Bernard Werber
Le trésor de l'île des visionnaires

SALLE DE REDACTION

– Quoi? Le trésor de quel Pirate?

– La Buse. De son vrai nom Olivier Le Vasseur. La semaine prochaine va se dérouler un congrès des chercheurs d'or aux Seychelles et ils vont décider de la nouvelle stratégie de recherche du fabuleux trésor de La Buse.


La salle de rédaction du Guetteur Moderne est remplie d'une dizaine de journalistes pour la réunion du mardi. La chef de rubrique Christiane Thenardier toise Lucrèce Nemrod, jeune journaliste scientifique aux grands yeux verts et à la tignasse rousse.


– Et c'est qui ce monsieur La buse?


– Un flibustier français de l'océan Indien. Aidé d'un autre forban, l'anglais Taylor, surnommé la terreur des Indes, Olivier Le Vasseur, le 20 Avril 1721, a attaqué le vaisseau Vierge du Cap dans la région de l'île saint Denis, dans l'océan indien. Il y avait à l'intérieur: le vice roi des Indes, l'amiral de Goa et un prodigieux trésor constitué de pierres précieuses, lingots d'or, de vases sacrés mais surtout une croix géante. La croix de Goa. Elle était sertie de diamants. Elle était si lourde qu'il fallait disait on trois hommes pour la porter. Sa valeur est estimée à vingt millions d'euros.

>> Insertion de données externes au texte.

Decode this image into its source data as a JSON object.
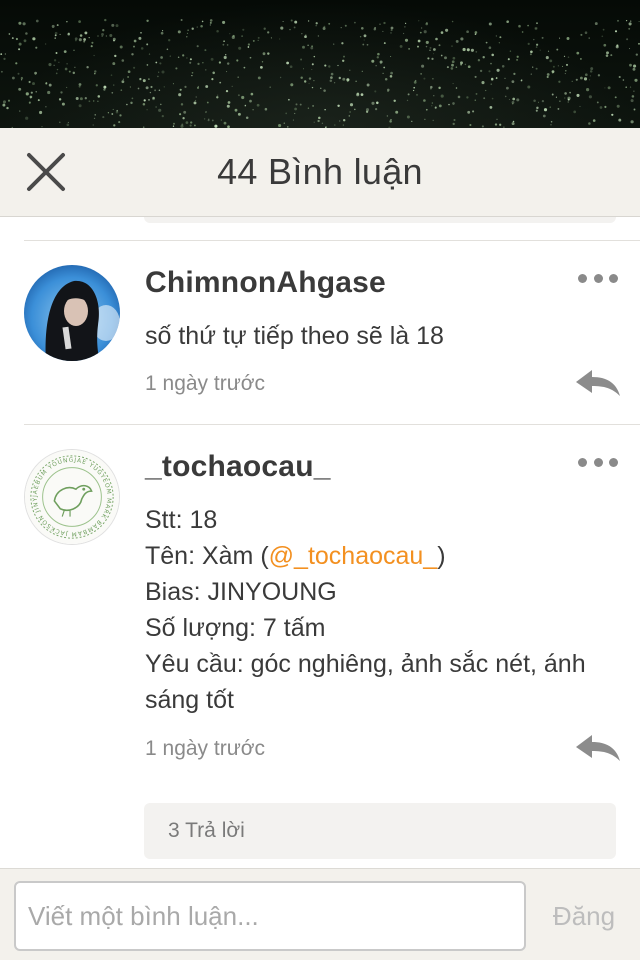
{
  "header": {
    "title": "44 Bình luận",
    "close_icon": "close-icon"
  },
  "comments": [
    {
      "username": "ChimnonAhgase",
      "avatar": "hooded-figure-avatar",
      "lines": [
        "số thứ tự tiếp theo sẽ là 18"
      ],
      "timestamp": "1 ngày trước"
    },
    {
      "username": "_tochaocau_",
      "avatar": "bird-emblem-avatar",
      "avatar_ring_text": "JAEBUM YOUNGJAE YUGYEOM MARK BAMBAM JACKSON JINYOUNG",
      "lines": [
        "Stt: 18",
        "Bias: JINYOUNG",
        "Số lượng: 7 tấm",
        "Yêu cầu: góc nghiêng, ảnh sắc nét, ánh",
        "sáng tốt"
      ],
      "name_line": {
        "prefix": "Tên: Xàm (",
        "mention": "@_tochaocau_",
        "suffix": ")"
      },
      "timestamp": "1 ngày trước",
      "replies_label": "3 Trả lời"
    }
  ],
  "composer": {
    "placeholder": "Viết một bình luận...",
    "post_label": "Đăng"
  },
  "colors": {
    "header_bg": "#f3f1ec",
    "mention": "#f39020",
    "text": "#3a3a3a",
    "muted": "#8a8a8a"
  }
}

Les journalistes présents se taisent.


– Et il leur est arrivé quoi à ce pirate et à ce trésor? demande la chef de rubrique en allumant un cigare et en lâchant quelques volutes.

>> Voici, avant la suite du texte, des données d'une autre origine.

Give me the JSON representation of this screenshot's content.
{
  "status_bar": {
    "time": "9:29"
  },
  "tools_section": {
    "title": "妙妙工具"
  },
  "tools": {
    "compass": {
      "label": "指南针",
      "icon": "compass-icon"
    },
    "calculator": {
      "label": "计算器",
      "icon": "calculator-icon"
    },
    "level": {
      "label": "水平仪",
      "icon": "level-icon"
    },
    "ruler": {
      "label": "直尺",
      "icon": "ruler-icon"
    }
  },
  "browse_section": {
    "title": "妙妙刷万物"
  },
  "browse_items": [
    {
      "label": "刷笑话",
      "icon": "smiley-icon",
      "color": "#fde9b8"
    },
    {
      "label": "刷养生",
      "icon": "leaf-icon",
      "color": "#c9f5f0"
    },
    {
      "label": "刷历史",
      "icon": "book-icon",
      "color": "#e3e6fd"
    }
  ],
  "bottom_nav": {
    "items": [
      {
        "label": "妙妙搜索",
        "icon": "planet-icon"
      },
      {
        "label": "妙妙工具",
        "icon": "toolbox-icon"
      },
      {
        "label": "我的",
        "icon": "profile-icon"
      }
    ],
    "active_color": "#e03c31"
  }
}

– Cet abordage fit grand bruit à l'époque. Il faut dire que depuis 1650, le commerce se développe dans la région des Seychelles. Après cette affaire, le grand Moghol a menacé de fermer ses ports à la marine marchande si on n'attrapait pas ces deux pirates. Mais huit mois plus tard les deux associés se disputent et se séparent. Taylor rejoint les Caraïbes. La buse se cache aux Seychelles. Au bout de neuf ans, pensant qu'on l'a oublié, Olivier Levasseur propose ses offices de navigateur à la compagnie des Indes, mais un marin le reconnaît. Il est condamné à être pendu.


Lucrèce marque un temps pour bien captiver l'attention de l'assistance. Tous les regards brillent.

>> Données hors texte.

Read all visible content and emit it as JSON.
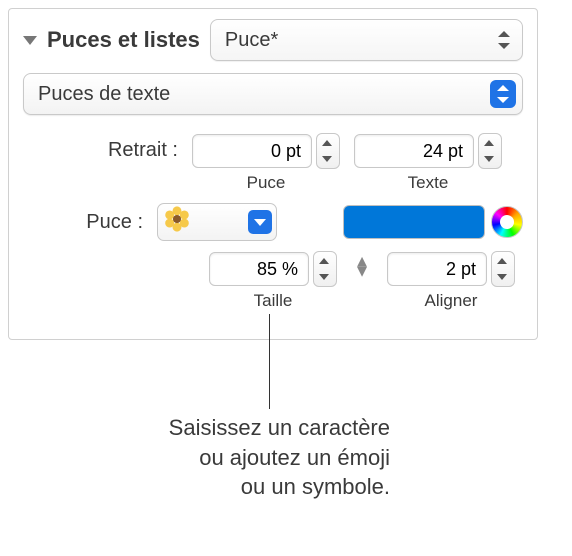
{
  "header": {
    "title": "Puces et listes",
    "style": "Puce*"
  },
  "type_popup": "Puces de texte",
  "indent": {
    "label": "Retrait :",
    "bullet": {
      "value": "0 pt",
      "caption": "Puce"
    },
    "text": {
      "value": "24 pt",
      "caption": "Texte"
    }
  },
  "bullet": {
    "label": "Puce :",
    "emoji": "flower",
    "color": "#0077d9"
  },
  "size": {
    "value": "85 %",
    "caption": "Taille"
  },
  "align": {
    "value": "2 pt",
    "caption": "Aligner"
  },
  "callout": {
    "l1": "Saisissez un caractère",
    "l2": "ou ajoutez un émoji",
    "l3": "ou un symbole."
  }
}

– Mais juste avant qu'on lui passe la corde au cou il a sorti de sa chemise un papier représentant un pictogramme mystérieux et il aurait lancé "Que celui qui arrive à le déchiffrer hérite de mon trésor!".

– Et il y avait quoi d'inscrit? demande la Thenardier avec impatience.


Lucrèce ménage ses effets.


– De lisible juste: "Laissez Jason vous guider et le troisième cercle s'ouvrira à vous". Sinon le reste est une suite de caractères latins incompréhensibles. Un texte codé que beaucoup ont essayé de traduire en vain.


Lucrèce laisse chacun imaginer la scène puis poursuit.


Depuis, les Réunionnais ont cherché le trésor de la buse à la Ravine Bernica, les réunionnais à la Ravine Bernica. Les Anglais l'ont cherché aux Seychelles. C'est là qu'en 1949 Reginald Cruise Wilkins, un aventurier découvre des gravures sur la pierre au Site de Bel Ombre sur l'île de Mahé, faisant référence à Jason. Il va mobiliser des moyens colossaux et trouvera des squelettes portant des boucles d'oreilles. Son fils John Cruise Wilkins reprit ses recherches. En 1995 il obtint le soutien officiel du gouvernement Seychellois pour continuer les fouilles sur Bel Ombre. Et puis il a fini par vendre le terrain aux Américains. Actuellement c'est un certain Smith qui conduit les recherches.


– Dites-moi, vous ne croyez quand même pas faire ce reportage juste pour partir en vacances des fois? demande la chef de rubrique méfiante.


– Il y a 115 îles aux Seychelles, elle ne trouvera jamais ajoute un collègue journaliste avec ironie.


Autant trouver une aiguille dans une botte de foin, complète un autre.


– Et alors comment vous allez faire, madame plus maligne que tout le monde, pour trouver une aiguille dans une botte de foin?


Lucrèce ne se laisse pas déstabiliser. Elle lâche simplement:

– Il suffit de mettre le feu au foin puis de passer un aimant dans les cendres.